Methodology · Tool · Last updated 2026-05-08
How LLM Finance Error Taxonomy works
The 12 documented failure modes detected by the LLM Finance Error Taxonomy tool.
The 12 modes
- Hallucinated ticker — fabricated or non-existent symbol on the implied exchange.
- Stale price — quote sourced from training data, not live data.
- Ratio mistake — financial ratio formula corrupted (e.g. P/E inverted).
- Units error — percentage where decimal expected, basis points where percent expected, shares where dollars expected.
- Currency error — wrong currency or missing currency tag.
- Time-zone error — market times reported in wrong tz (NYSE in CET, LSE in ET).
- Off-by-100 magnitude — decimal/percent confusion (5% as 500% or 0.05%).
- Fictional source — citation to a paper, page, or filing that doesn't exist.
- Wrong period — quarterly figures presented as annual without conversion.
- Wrong split-adjustment — pre/post-split prices mixed in the same calculation.
- Wrong tax bracket / rate — bracket from a different jurisdiction or year applied.
- Double-counted dividend — dividend included both in total return and as a separate income line.
Detection approach
The tool runs a set of regex and lexical heuristics against pasted output. Each match raises a flag with low / medium / high confidence. Heuristics are deliberately precision-biased: false positives are tolerable, false negatives are caught only by human review. The tool is a screen, not a verdict.
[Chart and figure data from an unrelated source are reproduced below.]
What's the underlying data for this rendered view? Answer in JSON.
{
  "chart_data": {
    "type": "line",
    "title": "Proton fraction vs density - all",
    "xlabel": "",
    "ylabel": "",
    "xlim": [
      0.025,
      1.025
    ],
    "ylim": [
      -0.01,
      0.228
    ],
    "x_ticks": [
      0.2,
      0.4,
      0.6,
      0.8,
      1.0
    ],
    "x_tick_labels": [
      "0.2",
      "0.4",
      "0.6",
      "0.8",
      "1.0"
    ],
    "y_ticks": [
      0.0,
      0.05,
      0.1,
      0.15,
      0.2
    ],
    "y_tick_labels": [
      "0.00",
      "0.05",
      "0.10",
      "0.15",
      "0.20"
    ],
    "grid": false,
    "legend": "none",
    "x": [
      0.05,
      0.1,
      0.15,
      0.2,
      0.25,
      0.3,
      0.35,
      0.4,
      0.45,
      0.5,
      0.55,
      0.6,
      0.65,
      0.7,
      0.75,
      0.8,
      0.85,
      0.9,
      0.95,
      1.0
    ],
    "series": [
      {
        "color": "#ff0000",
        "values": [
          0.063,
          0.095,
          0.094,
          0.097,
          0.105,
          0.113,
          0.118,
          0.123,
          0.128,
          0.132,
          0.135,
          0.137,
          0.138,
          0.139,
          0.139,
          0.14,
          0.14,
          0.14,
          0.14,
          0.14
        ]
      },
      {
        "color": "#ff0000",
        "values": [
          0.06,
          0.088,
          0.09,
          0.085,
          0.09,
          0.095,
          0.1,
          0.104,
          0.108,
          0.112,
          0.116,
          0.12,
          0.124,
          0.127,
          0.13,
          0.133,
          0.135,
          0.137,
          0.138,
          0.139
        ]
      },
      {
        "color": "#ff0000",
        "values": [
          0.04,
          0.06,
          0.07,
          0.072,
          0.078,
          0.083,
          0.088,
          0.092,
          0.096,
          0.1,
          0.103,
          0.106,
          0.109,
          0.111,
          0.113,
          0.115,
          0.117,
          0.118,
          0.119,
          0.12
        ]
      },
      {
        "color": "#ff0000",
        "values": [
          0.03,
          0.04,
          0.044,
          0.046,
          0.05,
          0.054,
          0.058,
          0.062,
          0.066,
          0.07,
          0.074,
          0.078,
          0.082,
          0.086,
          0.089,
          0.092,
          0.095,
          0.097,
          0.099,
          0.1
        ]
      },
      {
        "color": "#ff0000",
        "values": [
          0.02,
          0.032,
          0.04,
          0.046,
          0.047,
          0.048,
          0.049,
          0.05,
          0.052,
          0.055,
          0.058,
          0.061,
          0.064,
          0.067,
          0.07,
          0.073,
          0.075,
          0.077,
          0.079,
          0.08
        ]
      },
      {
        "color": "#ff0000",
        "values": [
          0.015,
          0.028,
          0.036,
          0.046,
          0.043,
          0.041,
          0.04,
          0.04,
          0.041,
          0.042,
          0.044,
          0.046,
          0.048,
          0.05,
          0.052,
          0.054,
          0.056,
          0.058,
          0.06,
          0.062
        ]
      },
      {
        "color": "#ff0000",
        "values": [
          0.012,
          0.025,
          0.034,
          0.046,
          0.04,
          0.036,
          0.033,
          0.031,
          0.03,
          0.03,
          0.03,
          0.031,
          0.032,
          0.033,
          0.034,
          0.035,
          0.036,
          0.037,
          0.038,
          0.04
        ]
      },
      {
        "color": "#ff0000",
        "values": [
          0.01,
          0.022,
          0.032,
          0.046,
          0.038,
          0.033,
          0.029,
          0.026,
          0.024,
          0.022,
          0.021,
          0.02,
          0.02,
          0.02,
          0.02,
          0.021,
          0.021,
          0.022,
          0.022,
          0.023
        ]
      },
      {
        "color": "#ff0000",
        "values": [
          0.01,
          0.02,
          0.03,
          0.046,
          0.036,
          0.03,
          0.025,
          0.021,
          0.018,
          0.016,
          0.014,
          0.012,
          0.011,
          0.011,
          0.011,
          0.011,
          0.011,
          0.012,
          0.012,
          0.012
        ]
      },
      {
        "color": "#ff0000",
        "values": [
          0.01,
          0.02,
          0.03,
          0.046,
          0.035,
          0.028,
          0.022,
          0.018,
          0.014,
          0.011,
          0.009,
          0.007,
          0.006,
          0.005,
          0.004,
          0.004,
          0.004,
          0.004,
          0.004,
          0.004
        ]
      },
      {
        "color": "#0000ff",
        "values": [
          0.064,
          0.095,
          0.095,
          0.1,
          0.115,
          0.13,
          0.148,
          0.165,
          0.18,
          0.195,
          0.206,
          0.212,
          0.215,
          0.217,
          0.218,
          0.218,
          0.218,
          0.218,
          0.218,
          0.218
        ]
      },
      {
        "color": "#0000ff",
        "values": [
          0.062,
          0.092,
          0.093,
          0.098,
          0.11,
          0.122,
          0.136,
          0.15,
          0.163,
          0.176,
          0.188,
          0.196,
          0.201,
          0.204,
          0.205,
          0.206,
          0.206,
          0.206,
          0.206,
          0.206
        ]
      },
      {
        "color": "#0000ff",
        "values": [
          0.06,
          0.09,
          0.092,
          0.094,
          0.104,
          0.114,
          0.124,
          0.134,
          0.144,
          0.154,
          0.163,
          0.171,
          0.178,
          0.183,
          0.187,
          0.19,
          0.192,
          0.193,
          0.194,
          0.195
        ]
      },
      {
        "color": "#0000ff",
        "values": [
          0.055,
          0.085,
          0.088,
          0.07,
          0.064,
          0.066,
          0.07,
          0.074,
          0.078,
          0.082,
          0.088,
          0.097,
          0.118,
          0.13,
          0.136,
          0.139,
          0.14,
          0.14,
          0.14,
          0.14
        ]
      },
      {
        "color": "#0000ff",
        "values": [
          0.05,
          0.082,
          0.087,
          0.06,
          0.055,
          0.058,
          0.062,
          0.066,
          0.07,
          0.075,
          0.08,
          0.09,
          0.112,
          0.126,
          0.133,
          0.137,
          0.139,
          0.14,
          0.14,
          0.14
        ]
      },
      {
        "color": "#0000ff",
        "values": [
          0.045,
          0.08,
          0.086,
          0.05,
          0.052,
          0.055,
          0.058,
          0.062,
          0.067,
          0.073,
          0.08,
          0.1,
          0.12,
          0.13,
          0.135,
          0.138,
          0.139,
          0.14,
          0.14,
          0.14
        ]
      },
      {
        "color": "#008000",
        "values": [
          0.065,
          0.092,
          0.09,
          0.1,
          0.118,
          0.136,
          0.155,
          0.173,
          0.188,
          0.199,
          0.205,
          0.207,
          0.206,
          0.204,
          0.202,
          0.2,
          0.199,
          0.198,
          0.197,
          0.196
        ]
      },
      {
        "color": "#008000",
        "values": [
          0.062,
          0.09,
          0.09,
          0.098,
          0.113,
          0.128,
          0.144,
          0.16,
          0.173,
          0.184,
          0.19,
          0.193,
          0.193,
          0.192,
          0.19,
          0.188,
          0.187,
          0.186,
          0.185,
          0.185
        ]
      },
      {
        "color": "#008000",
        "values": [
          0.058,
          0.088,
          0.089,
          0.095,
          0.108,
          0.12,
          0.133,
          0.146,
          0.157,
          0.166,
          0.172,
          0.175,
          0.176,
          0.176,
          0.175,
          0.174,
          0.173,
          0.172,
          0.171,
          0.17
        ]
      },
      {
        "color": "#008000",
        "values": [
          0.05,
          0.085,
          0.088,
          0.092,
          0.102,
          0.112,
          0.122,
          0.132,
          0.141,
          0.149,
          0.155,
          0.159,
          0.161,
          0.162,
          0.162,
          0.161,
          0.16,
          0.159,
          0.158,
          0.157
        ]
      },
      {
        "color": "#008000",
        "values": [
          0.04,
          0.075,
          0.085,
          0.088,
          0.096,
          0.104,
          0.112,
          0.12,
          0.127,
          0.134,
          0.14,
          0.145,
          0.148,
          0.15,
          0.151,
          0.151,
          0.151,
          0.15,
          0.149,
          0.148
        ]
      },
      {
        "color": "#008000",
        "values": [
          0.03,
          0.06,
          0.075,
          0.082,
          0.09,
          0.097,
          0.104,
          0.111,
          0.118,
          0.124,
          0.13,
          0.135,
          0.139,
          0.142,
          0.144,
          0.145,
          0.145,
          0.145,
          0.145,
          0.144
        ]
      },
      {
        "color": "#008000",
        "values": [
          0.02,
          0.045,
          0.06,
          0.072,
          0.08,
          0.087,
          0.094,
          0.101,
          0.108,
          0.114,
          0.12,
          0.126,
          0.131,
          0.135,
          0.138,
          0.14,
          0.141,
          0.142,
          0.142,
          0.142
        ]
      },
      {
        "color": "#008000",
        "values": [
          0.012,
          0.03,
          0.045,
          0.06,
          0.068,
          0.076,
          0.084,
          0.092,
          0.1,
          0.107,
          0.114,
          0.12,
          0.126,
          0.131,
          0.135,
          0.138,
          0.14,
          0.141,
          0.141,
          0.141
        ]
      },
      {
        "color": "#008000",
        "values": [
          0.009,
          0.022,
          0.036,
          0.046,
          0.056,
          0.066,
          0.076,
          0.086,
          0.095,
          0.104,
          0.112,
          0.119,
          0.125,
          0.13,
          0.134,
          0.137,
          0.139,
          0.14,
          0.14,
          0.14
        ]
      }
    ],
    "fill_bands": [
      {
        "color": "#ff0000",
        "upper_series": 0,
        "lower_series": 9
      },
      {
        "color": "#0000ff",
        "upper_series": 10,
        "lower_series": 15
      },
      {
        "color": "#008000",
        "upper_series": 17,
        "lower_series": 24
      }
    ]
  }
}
Why heuristics, not an LLM judge
Using an LLM to grade an LLM is reflexive. The point of this taxonomy is that the failure modes are mechanical and pattern-detectable; a regex that looks for "as of my last update" is a more honest signal than asking another model whether the price is stale.
References
- Ji, Z. et al. (2023). "Survey of Hallucination in Natural Language Generation." ACM Computing Surveys 55(12): 1–38. DOI: 10.1145/3571730.
- Vasarhelyi, M. A. et al. (2024). "Large language models in financial reporting: A taxonomy of risks." Journal of Emerging Technologies in Accounting 21(1): 1–18.
- Anthropic (2024). "Constitutional Classifiers" — technique for catching adversarial prompts.
Limitations
- Heuristics miss subtle errors (correctly-formatted but wrong-number figures).
- Ticker check uses a verified universe of ~50 large-caps; small-caps will false-flag.
- Detection assumes English text; non-English outputs need localised regex.